For debugging purposes, the faceDetect() method saves two images in the file system every time the software runs. One is called onlyface.jpg and it contains the cropped image. The other is called imageInRectangle.jpg and it contains the detected image.

Mat imageInRectangle;

imageInRectangle =  img(faces[0]);

...

...

...

  // for debug

  imwrite("imageInRectangle.jpg", imageInRectangle);

  cropImage = imageInRectangle(Rect(px, py, rec_w, rec_h));

...

...

...

  Size dstImgSize(70,70); // same image size of db

  Mat finalSizeImg;

  resize(cropImage, finalSizeImg, dstImgSize);

Running opencv_emotion_classification.cpp

Compile the code and transfer the file to Intel Galileo. Make sure theuvcvideo driver is loaded and the webcam is connected to the USB port (read the “Connecting the Webcam” section in this chapter), and transfer the program to the same location of your CSV file. Stay in front your camera, preferably two feet away, make some emotional expressions, and then run the following command:

root@clanton:∼/emotion# ./opencv_emotion_classification my_csv.csv 2> /dev/null

camera is ok.. Stay 2 ft away from your camera

processing the image....

SOME DEBUG

-------------------------

faces detected:1

x: 172

y: 25

w: 132

h: 132

[132 x 132]

faces[0].x:172

p1.x:-172

px   :25

py   :25

rec_w:80

rec_h:102

Predicted class = 0

You are happy!

The software classifies the image as happy. Extracting the debug images onlyface.jpg and imageInRectangle.jpg from the file system, it is possible to observe my expression in the cropped image, shown in Figure 7-14.

Open image in new window

Note in Figure 7-14 the areas that are cropped out, including the background, the hair, and the ears.

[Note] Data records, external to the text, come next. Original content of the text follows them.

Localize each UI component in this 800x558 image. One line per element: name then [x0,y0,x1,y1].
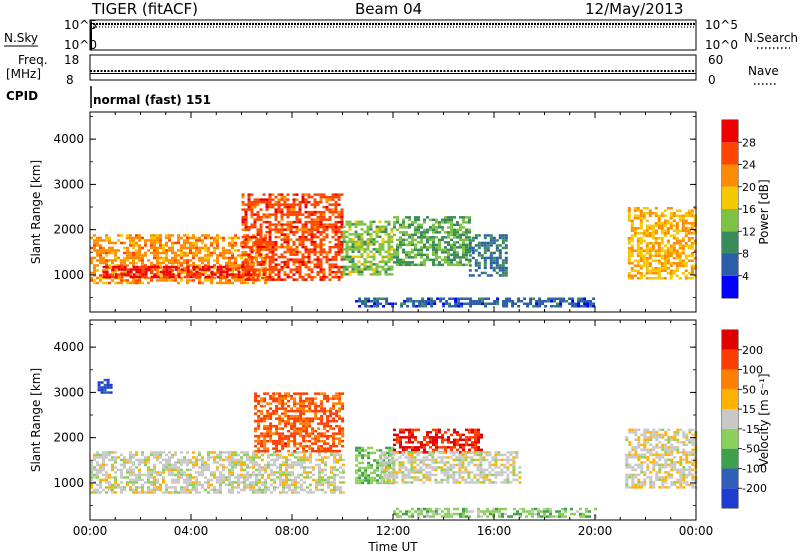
date-title: 12/May/2013 [585,0,683,18]
velocity-colorbar-segment [722,429,738,449]
noise-sky-label: N.Sky [4,31,38,45]
power-region-4 [393,216,471,266]
power-colorbar-tick-label: 16 [742,203,756,216]
power-colorbar-tick-label: 8 [742,248,749,261]
velocity-region-6 [625,429,697,489]
velocity-colorbar-segment [722,409,738,429]
power-colorbar-tick-label: 12 [742,225,756,238]
power-scatter [90,193,697,307]
nave-tick-top: 60 [708,53,723,67]
freq-tick-top: 18 [64,53,79,67]
freq-label-line1: Freq. [18,53,48,67]
power-colorbar-segment [722,187,738,209]
power-colorbar-segment [722,120,738,142]
time-tick-label: 00:00 [73,524,108,538]
power-colorbar-label: Power [dB] [757,179,771,244]
power-region-7 [628,207,697,280]
time-tick-label: 08:00 [275,524,310,538]
noise-left-tick-top: 10^5 [64,18,97,32]
power-colorbar-tick-label: 4 [742,270,749,283]
time-tick-label: 00:00 [679,524,714,538]
velocity-colorbar-segment [722,389,738,409]
power-region-5 [469,234,508,277]
velocity-colorbar-segment [722,468,738,488]
noise-panel: N.Sky 10^5 10^0 10^5 10^0 N.Search [4,18,798,52]
velocity-colorbar-tick-label: 200 [742,344,763,357]
power-colorbar-segment [722,142,738,164]
velocity-colorbar-label: Velocity [m s⁻¹] [757,373,771,466]
power-region-3 [343,221,394,276]
power-ytick-label: 4000 [53,132,84,146]
noise-right-tick-top: 10^5 [705,18,738,32]
nave-label: Nave [748,64,779,78]
velocity-ylabel: Slant Range [km] [29,368,43,472]
velocity-ytick-label: 4000 [53,340,84,354]
velocity-region-5 [393,508,597,518]
noise-right-tick-bottom: 10^0 [705,38,738,52]
velocity-ytick-label: 1000 [53,476,84,490]
station-title: TIGER (fitACF) [91,0,198,18]
cpid-label: CPID [6,89,38,103]
velocity-region-3 [393,429,483,454]
velocity-region-0 [90,451,345,494]
time-tick-label: 20:00 [578,524,613,538]
freq-label-line2: [MHz] [6,67,41,81]
velocity-ytick-label: 3000 [53,385,84,399]
noise-left-tick-bottom: 10^0 [64,38,97,52]
velocity-colorbar-segment [722,370,738,390]
velocity-scatter [90,379,697,518]
velocity-colorbar-tick-label: 15 [742,403,756,416]
power-panel: 1000 2000 3000 4000 Slant Range [km] 28 24 20… [29,112,771,312]
power-colorbar-tick-label: 24 [742,159,756,172]
velocity-colorbar-segment [722,350,738,370]
cpid-panel: CPID normal (fast) 151 [6,86,211,108]
velocity-region-7 [98,379,113,394]
power-colorbar-segment [722,254,738,276]
power-ytick-label: 1000 [53,268,84,282]
velocity-colorbar-segment [722,330,738,350]
time-axis: 00:00 04:00 08:00 12:00 16:00 20:00 00:00 [73,524,714,538]
velocity-colorbar-segment [722,488,738,508]
time-axis-title: Time UT [367,540,418,554]
time-tick-label: 12:00 [376,524,411,538]
power-ytick-label: 2000 [53,223,84,237]
velocity-region-1 [254,392,344,452]
velocity-colorbar-tick-label: -200 [742,482,767,495]
cpid-text: normal (fast) 151 [93,93,211,107]
nave-tick-bottom: 0 [708,73,716,87]
time-tick-label: 04:00 [174,524,209,538]
power-colorbar-tick-label: 28 [742,136,756,149]
frequency-panel: Freq. [MHz] 18 8 60 0 Nave [6,53,779,87]
noise-search-label: N.Search [744,31,798,45]
velocity-ytick-label: 2000 [53,431,84,445]
power-ytick-label: 3000 [53,177,84,191]
power-region-6 [355,298,595,308]
velocity-colorbar-segment [722,449,738,469]
freq-tick-bottom: 8 [66,73,74,87]
power-colorbar-segment [722,165,738,187]
velocity-region-4 [380,451,521,484]
time-tick-label: 16:00 [477,524,512,538]
power-colorbar-segment [722,276,738,298]
power-colorbar-tick-label: 20 [742,181,756,194]
power-ylabel: Slant Range [km] [29,160,43,264]
velocity-colorbar-tick-label: 50 [742,383,756,396]
power-colorbar-segment [722,209,738,231]
beam-title: Beam 04 [355,0,422,18]
power-colorbar-segment [722,231,738,253]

root@clanton:∼/emotion# ./opencv_emotion_classification my_csv.csv 2> /dev/null

camera is ok.. Stay 2 ft away from your camera

processing the image....

SOME DEBUG

-------------------------

faces detected:1

x: 178

y: 3

w: 143

h: 143

[143 x 143]

faces[0].x:178

p1.x:43

two eyes detected

px   :31

py   :35

rec_w:84

rec_h:91

Predicted class = 1

You are surprised!

The software classifies this image as surprised. Extracting the debug images onlyface.jpg and imageInRectangle.jpg from the file system, it observes my expression and crops the image, as shown in Figure 7-15.

Open image in new window

Keep varying the expression and checking the efficiency of the captured images.